Fábio Mariano –Acho que as organizações que têm se manifestado publicamente querem que Verônica fale, mas que fale sem coação e estando muito bem custodiada. Mesmo assim, nada garante que ao sair, e essa é uma realidade triste, que ela não irá sofrer retaliações e sanções de todas as formas. Por isso torna-se ainda mais imperioso que se tenha muito cuidado da condução desse caso. Muitos órgãos e advogados tem se manifestado e defendido que ela tenha todos os meios legais garantidos e a sua integridade permaneça intacta, se é possível diante de um arbítrio como esse. Ela deve falar, suas iguais devem falar e não devemos medir esforços para apoiá-las

Como você avalia a reação da sociedade?

Fábio Mariano – Houve por parte da mídia tradicional um discurso que parecia querer culpá-la ainda mais. O uso de termos pejorativos utilizados por um “tal” jornalismo. Outros sequer noticiaram essa violação. Mas vi muitas pessoas indignadas e se manifestando, dizendo, de fato, que a questão não poderia ser tratada dessa forma. Poucos parlamentares que estão ligados as causas LGBTs se manifestaram, o secretario da coordenadoria de direitos humanos do município, advogados militantes chegaram a ir na delegacia. Nas redes sociais vi muita indignação, mas com tempo se esquece, como esqueceram da Cláudia, do Amarildo, da vítimas do Alemão no Rio de Janeiro.
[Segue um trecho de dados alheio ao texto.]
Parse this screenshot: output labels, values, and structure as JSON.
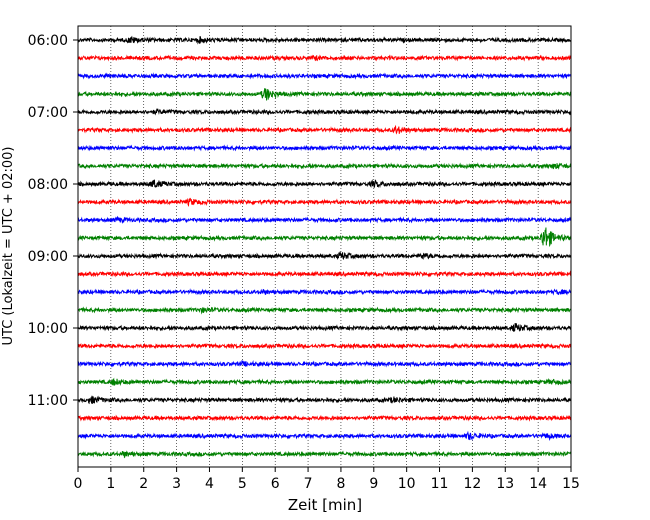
{
  "chart_data": {
    "type": "line",
    "title": "",
    "xlabel": "Zeit  [min]",
    "ylabel": "UTC (Lokalzeit = UTC + 02:00)",
    "xlim": [
      0,
      15
    ],
    "x_ticks": [
      "0",
      "1",
      "2",
      "3",
      "4",
      "5",
      "6",
      "7",
      "8",
      "9",
      "10",
      "11",
      "12",
      "13",
      "14",
      "15"
    ],
    "y_tick_labels": [
      "06:00",
      "07:00",
      "08:00",
      "09:00",
      "10:00",
      "11:00"
    ],
    "grid": "vertical dotted lines at each minute",
    "legend": "none",
    "trace_interval_minutes": 15,
    "color_cycle": [
      "#000000",
      "#ff0000",
      "#0000ff",
      "#008000"
    ],
    "series": [
      {
        "start": "06:00",
        "color": "#000000",
        "events": [
          {
            "x": 1.6,
            "amp": 2.5
          },
          {
            "x": 3.7,
            "amp": 2
          }
        ]
      },
      {
        "start": "06:15",
        "color": "#ff0000",
        "events": [
          {
            "x": 7.2,
            "amp": 1.5
          }
        ]
      },
      {
        "start": "06:30",
        "color": "#0000ff",
        "events": []
      },
      {
        "start": "06:45",
        "color": "#008000",
        "events": [
          {
            "x": 5.7,
            "amp": 6
          }
        ]
      },
      {
        "start": "07:00",
        "color": "#000000",
        "events": [
          {
            "x": 2.4,
            "amp": 1.5
          }
        ]
      },
      {
        "start": "07:15",
        "color": "#ff0000",
        "events": [
          {
            "x": 9.7,
            "amp": 3
          }
        ]
      },
      {
        "start": "07:30",
        "color": "#0000ff",
        "events": []
      },
      {
        "start": "07:45",
        "color": "#008000",
        "events": [
          {
            "x": 14.5,
            "amp": 2
          }
        ]
      },
      {
        "start": "08:00",
        "color": "#000000",
        "events": [
          {
            "x": 2.3,
            "amp": 3.5
          },
          {
            "x": 9.0,
            "amp": 2.5
          }
        ]
      },
      {
        "start": "08:15",
        "color": "#ff0000",
        "events": [
          {
            "x": 3.4,
            "amp": 2.5
          }
        ]
      },
      {
        "start": "08:30",
        "color": "#0000ff",
        "events": [
          {
            "x": 1.2,
            "amp": 1.5
          }
        ]
      },
      {
        "start": "08:45",
        "color": "#008000",
        "events": [
          {
            "x": 14.2,
            "amp": 12
          }
        ]
      },
      {
        "start": "09:00",
        "color": "#000000",
        "events": [
          {
            "x": 8.0,
            "amp": 3
          },
          {
            "x": 10.5,
            "amp": 2
          }
        ]
      },
      {
        "start": "09:15",
        "color": "#ff0000",
        "events": []
      },
      {
        "start": "09:30",
        "color": "#0000ff",
        "events": [
          {
            "x": 5.6,
            "amp": 1.5
          },
          {
            "x": 14.6,
            "amp": 1.5
          }
        ]
      },
      {
        "start": "09:45",
        "color": "#008000",
        "events": [
          {
            "x": 3.8,
            "amp": 1.5
          }
        ]
      },
      {
        "start": "10:00",
        "color": "#000000",
        "events": [
          {
            "x": 13.3,
            "amp": 3.5
          }
        ]
      },
      {
        "start": "10:15",
        "color": "#ff0000",
        "events": []
      },
      {
        "start": "10:30",
        "color": "#0000ff",
        "events": [
          {
            "x": 5.0,
            "amp": 1.5
          }
        ]
      },
      {
        "start": "10:45",
        "color": "#008000",
        "events": [
          {
            "x": 1.1,
            "amp": 2.5
          },
          {
            "x": 14.4,
            "amp": 1.5
          }
        ]
      },
      {
        "start": "11:00",
        "color": "#000000",
        "events": [
          {
            "x": 0.4,
            "amp": 3
          },
          {
            "x": 9.6,
            "amp": 2
          }
        ]
      },
      {
        "start": "11:15",
        "color": "#ff0000",
        "events": []
      },
      {
        "start": "11:30",
        "color": "#0000ff",
        "events": [
          {
            "x": 11.9,
            "amp": 3
          },
          {
            "x": 14.3,
            "amp": 2
          }
        ]
      },
      {
        "start": "11:45",
        "color": "#008000",
        "events": [
          {
            "x": 1.4,
            "amp": 2
          }
        ]
      }
    ]
  }
}
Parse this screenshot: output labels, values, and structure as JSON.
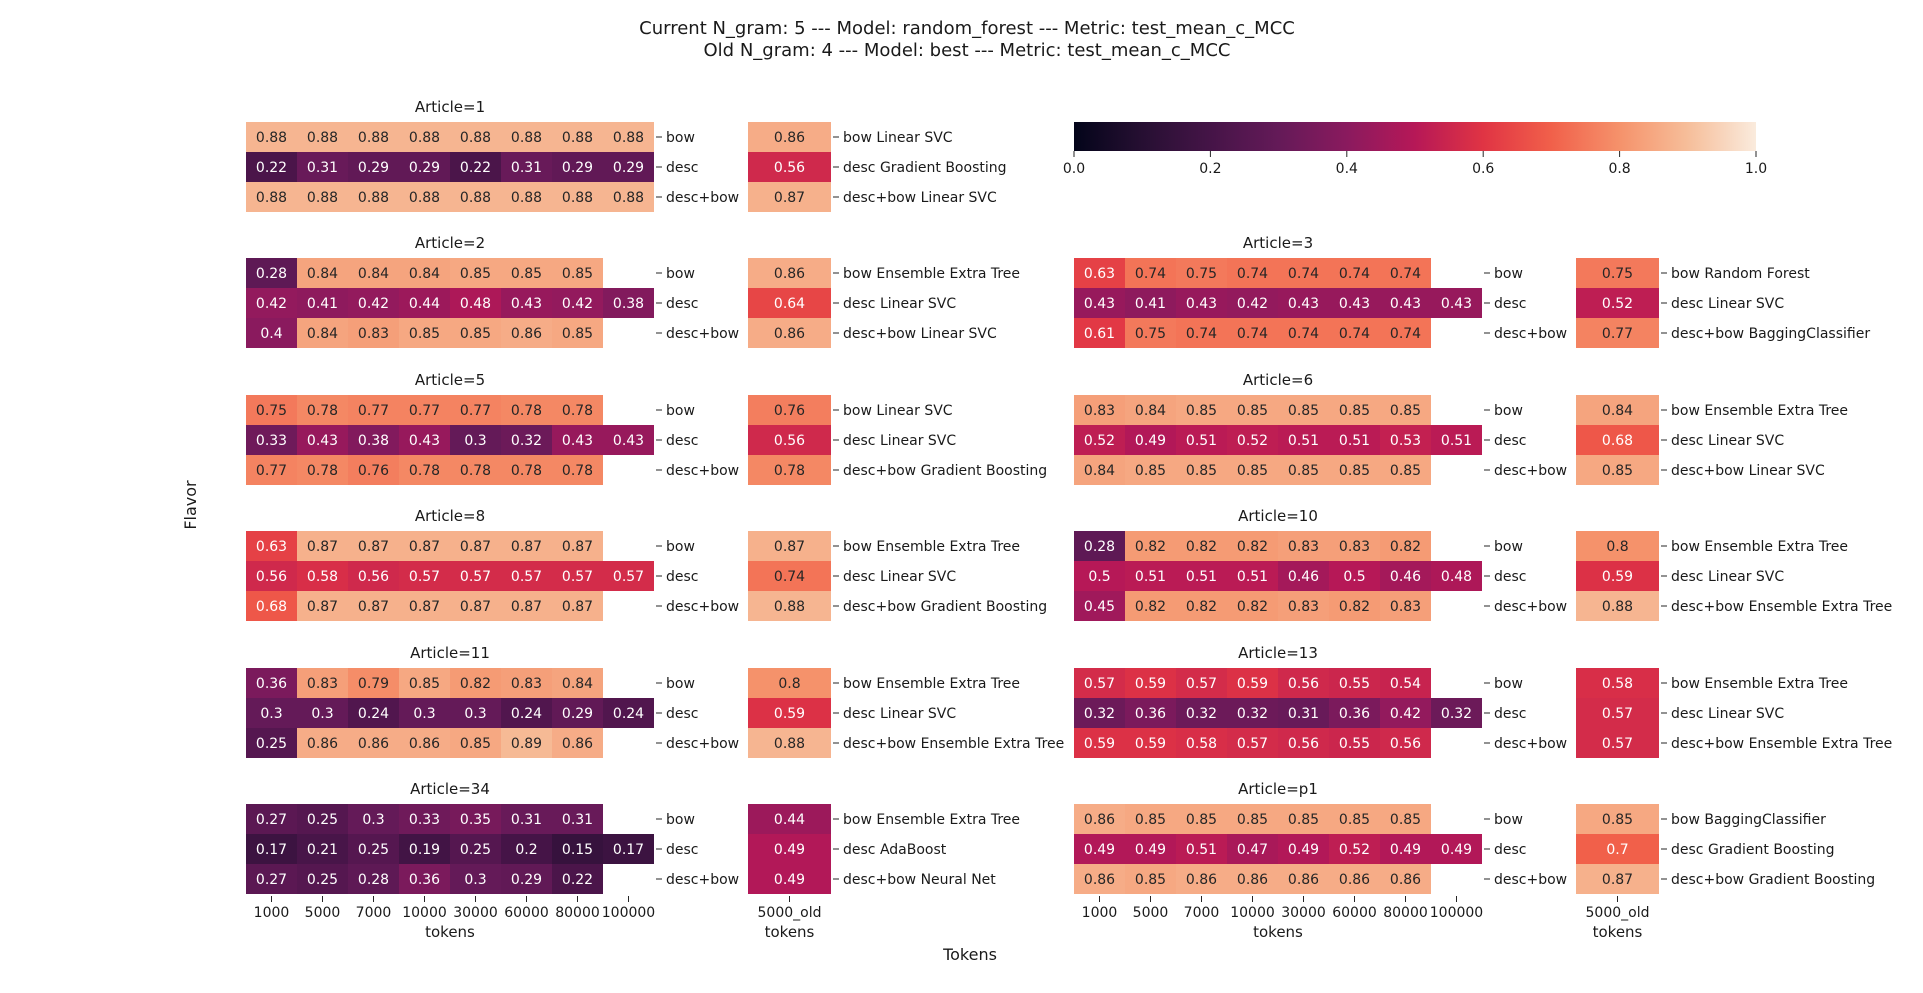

O que fazer para não cair no esquecimento?
Fábio Mariano – As ONGs , os partidos políticos, os coletivos que trabalham nas questões ligadas aos Direitos Humanos precisam colocar o bloco na rua, mas sobretudo é preciso que tudo isso seja feito com responsabilidade nesse momento, pois o caso é delicado. É a vez de se empoderar e dar voz para que travestis e transexuais homens e mulheres tomem a dianteira dessa luta e sejam apoiados por todos nós. É preciso que todos se angustiem e busquem um basta contra essas violações cotidianas.

Mas até agora isso não aconteceu.

Fábio Mariano – As coisas estão muito estranhas. Uma onda conservadora tomou conta do país. Somos comandados por bancadas que se destacam pelo arbitrário da lei como os parlamentares fundamentalistas, do agronegócio e da bala. O que podemos esperar ? Nada. Mas o que temos que fazer? Sair as ruas, reforçar coletivos, dar visibilidade e denunciar diuturnamente esses abusos. Apoiar os defensores e advogados que compareceram para ajudar nesse e em outros casos. Nunca é demais lembrar a lição Foucaultiana que diz que o interesse do Estado é transformar sujeitos em politicamente dóceis e economicamente úteis.